Der Klimawandel ist eine Herausforderung für die es Lösungsansätze gibt
Den sich abzeichnenden Auswirkungen des Klimawandels rechtzeitig und richtig zu begegnen sowie eine wachsende Weltbevölkerung ausreichend und gesund zu ernähren, waren zwei Aspekte, die im Mittelpunkt dieser hochkarätig besetzten Konferenz standen.
„Wir stehen vor großen Herausforderungen. Die Bioökonomie bietet uns die Chance, einen wichtigen Beitrag zur Lösung dieser Aufgaben zu leisten und gleichzeitig die internationale Wettbewerbsfähigkeit Baden-Württembergs als Wirtschaftsstandort zu stärken“, erklärte der Minister.
Hierzu wird in Baden-Württemberg bereits eine exzellente und international anerkannte Forschungs- und Entwicklungsarbeit geleistet. „Denn erst durch neue Erkenntnisse aus Forschung und Entwicklung werden wir in der Lage sein, unsere Wirtschaftsweise nachhaltiger zu gestalten und gleichzeitig im globalen Wettbewerb zu bestehen“, so der Minister weiter. Ideen und Innovationen alleine bewirkten jedoch noch keine automatische Umgestaltung unserer Lebensweise. Hierfür ist es unabdingbar, dass ein zielgerichteter Wissenstransfer und eine enge Kooperation zwischen Politik, Wissenschaft und Industrie, begleitet von einem intensiven gesellschaftlichen Dialog stattfinden.

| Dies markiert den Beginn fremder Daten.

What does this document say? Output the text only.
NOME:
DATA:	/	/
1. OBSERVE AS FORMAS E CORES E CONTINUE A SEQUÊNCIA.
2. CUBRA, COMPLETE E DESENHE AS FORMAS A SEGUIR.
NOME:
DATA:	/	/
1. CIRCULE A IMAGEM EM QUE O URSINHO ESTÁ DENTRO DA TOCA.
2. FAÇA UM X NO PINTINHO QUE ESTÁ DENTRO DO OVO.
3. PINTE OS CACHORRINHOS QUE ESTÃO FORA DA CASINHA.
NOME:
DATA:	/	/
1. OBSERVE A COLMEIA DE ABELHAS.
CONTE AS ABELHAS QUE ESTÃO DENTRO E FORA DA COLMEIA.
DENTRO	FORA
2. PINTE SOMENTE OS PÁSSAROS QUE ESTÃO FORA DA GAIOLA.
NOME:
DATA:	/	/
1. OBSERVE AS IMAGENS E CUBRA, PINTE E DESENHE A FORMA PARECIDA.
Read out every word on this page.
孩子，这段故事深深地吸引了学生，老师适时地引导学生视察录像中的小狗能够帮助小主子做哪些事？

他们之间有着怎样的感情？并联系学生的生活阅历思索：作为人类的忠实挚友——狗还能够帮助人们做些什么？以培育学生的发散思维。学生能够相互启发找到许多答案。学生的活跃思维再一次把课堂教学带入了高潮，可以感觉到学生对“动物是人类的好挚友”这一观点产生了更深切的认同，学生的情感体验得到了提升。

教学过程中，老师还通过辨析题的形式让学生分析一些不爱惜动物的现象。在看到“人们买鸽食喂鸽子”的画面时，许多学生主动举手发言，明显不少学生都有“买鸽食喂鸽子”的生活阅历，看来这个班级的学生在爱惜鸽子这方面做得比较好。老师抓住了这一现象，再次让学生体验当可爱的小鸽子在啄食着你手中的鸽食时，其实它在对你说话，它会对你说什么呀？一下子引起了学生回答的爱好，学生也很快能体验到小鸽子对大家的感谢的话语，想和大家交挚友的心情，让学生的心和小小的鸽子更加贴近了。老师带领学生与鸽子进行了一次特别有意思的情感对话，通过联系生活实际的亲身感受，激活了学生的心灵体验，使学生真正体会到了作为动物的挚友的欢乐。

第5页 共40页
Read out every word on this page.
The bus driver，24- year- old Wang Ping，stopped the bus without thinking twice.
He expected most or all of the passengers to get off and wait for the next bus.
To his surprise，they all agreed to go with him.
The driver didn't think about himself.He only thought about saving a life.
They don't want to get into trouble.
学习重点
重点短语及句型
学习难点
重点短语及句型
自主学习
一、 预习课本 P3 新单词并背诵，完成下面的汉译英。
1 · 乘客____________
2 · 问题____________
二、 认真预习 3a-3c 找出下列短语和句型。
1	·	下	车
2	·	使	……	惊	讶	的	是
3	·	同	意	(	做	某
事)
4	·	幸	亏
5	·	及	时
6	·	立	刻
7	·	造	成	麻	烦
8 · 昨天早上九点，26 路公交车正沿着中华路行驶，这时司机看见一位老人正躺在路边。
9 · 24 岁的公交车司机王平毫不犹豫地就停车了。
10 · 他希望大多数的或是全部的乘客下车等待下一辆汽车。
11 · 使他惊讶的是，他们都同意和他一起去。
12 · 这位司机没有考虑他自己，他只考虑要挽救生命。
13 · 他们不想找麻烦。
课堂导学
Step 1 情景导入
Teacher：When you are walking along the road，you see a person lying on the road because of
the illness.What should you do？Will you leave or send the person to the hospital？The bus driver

Landesstrategie soll die richtigen Schwerpunkte setzen
Die Landesregierung hat diese Aufgabe erkannt und im Koalitionsvertrag 2016 die Vereinbarung getroffen: Die vorhandenen und geplanten Aktivitäten in einer Landesstrategie ‚Nachhaltige Bioökonomie‘ zu bündeln und zu koordinieren.
„Das Ministerium für Ländlichen Raum und Verbraucherschutz wird hierzu im Rahmen des Kabinettsausschuss Ländlicher Raum einen wesentlichen Beitrag leisten, denn die Herstellung, Aufbereitung, Verarbeitung und stoffliche Nutzung nachwachsender, biogener Rohstoffe sind seit jeher fest in der Land-, Forst- und Ernährungswirtschaft verankert. Mit der Landesstrategie ‚nachhaltige Bioökonomie‘ wollen wir die Aktivitäten zusammenführen und Prioritäten für eine Bioökonomie-Politik in Baden-Württemberg, die auch internationale Verantwortung wahrnimmt, setzen“, so Hauk.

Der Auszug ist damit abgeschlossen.